600, 6RIMs, top_k = 4.
null_score = iatt.mean((0,1))[1]
Yes this line was used for logging (to see the activation scores). It's not used in making the activation mask.
Hi everyone! I tried 100 epochs using both the original configuration from the rep for sequential-mnist, and @anirudh9119 's suggestion in this thread
just to recap, parameters of _originalconfig are: --cuda --cudnn --algo blocks --name Blocks_MNIST/original_conf --lr .0007 --drop 0.5 --nhid 600 --num_blocks 6 --topk 4 --nlayers 1 --emsize 600 --log-interval 100
parameters of _Anirudhconfig are: --cuda --cudnn --algo blocks --name Blocks_MNIST/anirudh --lr .001 --drop 0.2 --nhid 600 --num_blocks 6 --topk 4 --nlayers 1 --emsize 600 --log-interval 100
In _Anirudhconfig I'm applying both code changes suggested above:
Here, https://github.com/anirudh9119/RIMs/blob/master/event_based/blocks_core.py#L47 change d_k = 32, d_v = 32 Here, https://github.com/anirudh9119/RIMs/blob/master/event_based/blocks_core.py#L49 change self.att_out = 400.
[I also ran _Anirudhconfig, but with the original dropout=0.5, by accident]
parameters of _Anirudhdrop05 are: --cuda --cudnn --algo blocks --name Blocks_MNIST/anirudh_drop05 --lr .001 --drop 0.5 --nhid 600 --num_blocks 6 --topk 4 --nlayers 1 --emsize 600 --log-interval 100
These were the results I got:
_originalconfig: 83.7, 69.3, 45.3
(test values at epoch 16, 12 and 12 respectively [when best valid-values occurred])
_Anirudhconfig: 83.1, 55.6, 35.2
(test values at epochs 16, 4, and 12 respectively [when best valid-values occurred])
_Anirudhdrop05: 82.2, 54.9, 29.5
(test values at epochs 24, 4, and 4 respectively [when best valid-values occurred])
For the 3rd setting (24x24 resolution) I got even better than in the paper, but for the first two (16x16 and 19x19) I couldn't reach the values in the paper, like @ziyuwwang
One final note: It seems like the training is deterministic in my machine (kudos for that!), but maybe something changes from one machine to another?
Thanks @antoniogois.
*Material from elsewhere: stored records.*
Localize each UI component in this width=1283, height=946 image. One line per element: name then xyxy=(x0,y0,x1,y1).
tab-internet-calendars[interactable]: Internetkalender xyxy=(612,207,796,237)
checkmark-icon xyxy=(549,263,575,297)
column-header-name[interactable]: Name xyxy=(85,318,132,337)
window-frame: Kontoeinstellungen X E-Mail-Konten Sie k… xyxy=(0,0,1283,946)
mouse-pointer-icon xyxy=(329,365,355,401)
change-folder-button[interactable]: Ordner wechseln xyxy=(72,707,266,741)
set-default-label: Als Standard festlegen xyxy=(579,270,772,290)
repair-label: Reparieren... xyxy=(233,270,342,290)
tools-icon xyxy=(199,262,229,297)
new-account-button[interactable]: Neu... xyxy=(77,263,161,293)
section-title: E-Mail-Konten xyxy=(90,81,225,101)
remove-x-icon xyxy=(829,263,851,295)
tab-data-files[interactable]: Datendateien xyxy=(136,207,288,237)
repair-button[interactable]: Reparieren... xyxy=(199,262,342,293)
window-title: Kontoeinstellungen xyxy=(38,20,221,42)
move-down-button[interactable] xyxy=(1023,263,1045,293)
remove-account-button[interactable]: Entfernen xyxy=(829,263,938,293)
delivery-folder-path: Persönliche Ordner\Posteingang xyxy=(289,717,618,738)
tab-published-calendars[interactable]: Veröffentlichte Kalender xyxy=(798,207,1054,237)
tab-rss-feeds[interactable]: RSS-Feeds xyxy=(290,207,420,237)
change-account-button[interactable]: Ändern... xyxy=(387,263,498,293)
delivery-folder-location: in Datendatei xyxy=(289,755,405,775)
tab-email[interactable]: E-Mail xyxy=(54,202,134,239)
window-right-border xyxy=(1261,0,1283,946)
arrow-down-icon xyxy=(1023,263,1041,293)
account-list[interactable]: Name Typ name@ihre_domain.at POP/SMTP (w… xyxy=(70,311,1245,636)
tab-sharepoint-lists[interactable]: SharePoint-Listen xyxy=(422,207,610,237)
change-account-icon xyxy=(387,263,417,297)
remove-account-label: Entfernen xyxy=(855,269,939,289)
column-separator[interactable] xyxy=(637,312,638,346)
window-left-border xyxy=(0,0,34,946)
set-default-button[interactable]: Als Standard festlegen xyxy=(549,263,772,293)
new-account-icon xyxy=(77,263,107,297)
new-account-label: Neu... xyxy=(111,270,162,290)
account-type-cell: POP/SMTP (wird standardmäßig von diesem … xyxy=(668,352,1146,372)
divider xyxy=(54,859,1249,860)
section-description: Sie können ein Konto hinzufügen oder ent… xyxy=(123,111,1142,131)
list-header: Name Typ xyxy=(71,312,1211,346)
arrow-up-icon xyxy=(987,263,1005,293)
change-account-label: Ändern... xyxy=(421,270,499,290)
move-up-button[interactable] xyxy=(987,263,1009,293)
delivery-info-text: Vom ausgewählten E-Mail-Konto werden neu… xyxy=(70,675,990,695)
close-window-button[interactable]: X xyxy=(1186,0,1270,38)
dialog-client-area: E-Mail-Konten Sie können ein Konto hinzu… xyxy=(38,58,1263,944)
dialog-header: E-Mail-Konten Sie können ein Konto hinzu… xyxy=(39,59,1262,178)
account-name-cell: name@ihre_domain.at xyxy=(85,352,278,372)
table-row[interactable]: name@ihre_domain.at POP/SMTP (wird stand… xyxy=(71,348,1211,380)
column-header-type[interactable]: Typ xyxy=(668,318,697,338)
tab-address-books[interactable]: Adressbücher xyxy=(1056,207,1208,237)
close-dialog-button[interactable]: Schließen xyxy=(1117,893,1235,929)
I'll see what's making the difference.
May be a moot point but still, what pytorch version are you using @antoniogois ?
using 1.6.0
@antoniogois @ziyuwwang I'm investigating. I'm not sure, whats going on wrong as of now.
I ran again with the https://drive.google.com/file/d/1KKz3YEyZJ4-2XY40d7akrrrBynG9elVT/view?usp=sharing. I got same results. (It's the official code, I used, and its same as to what here in the repo is). I've uploaded the details of my conda env. I'm investigating what happens by changing the pytorch version. Will keep you updated.
I think you need to provide access to that google drive file :) let me know if I can help with anything regarding this issue, maybe I can try re-running with the same pytorch version as you [after I have access to the google drive]
Sorry. Changed it. the code in zip, and the code here is same. One of my colleagues was also not able to reproduce the results, so I'm looking at it. Thanks for your patience.
@antoniogois @ziyuwwang With everything installed from scratch, I was also able to "reproduce" the issue. (i.e results dont match).
Training logs for the setting where I was able to reproduce the results in the paper are here. https://gist.github.com/anirudh9119/f7d36c9eac054c3d712ed961382750c1
I'm investigating it. Sorry for the problem.
@anirudh9119 I'm sorry but I'm very confused. Do I understand it right, that for the performance in the paper you report results that are obtained from different training epochs? So you are basically testing with differently trained networks? Isn't the whole point, that the (same) model should work irrespective of the input length?
Hi everyone! I'm also experiencing problems in reproducing the results reported in the paper. Are there any update about this question?
Thank you!
Hello, thank you for releasing the implementations of RIMs. I am reproducing your work on the released codes and I just cannot reach the performance reported in RIMs paper on sequential mnist experiment by using following training instructions: "bash experiment_mnist_1layered.sh 600 6 4". I get a much lower accuracy of " 0.78, 0.55, 0.33", compared to "0.90, 0.73, 0.38" in RIMs paper. Could you provide the exact training command or experimental setting? Thanks.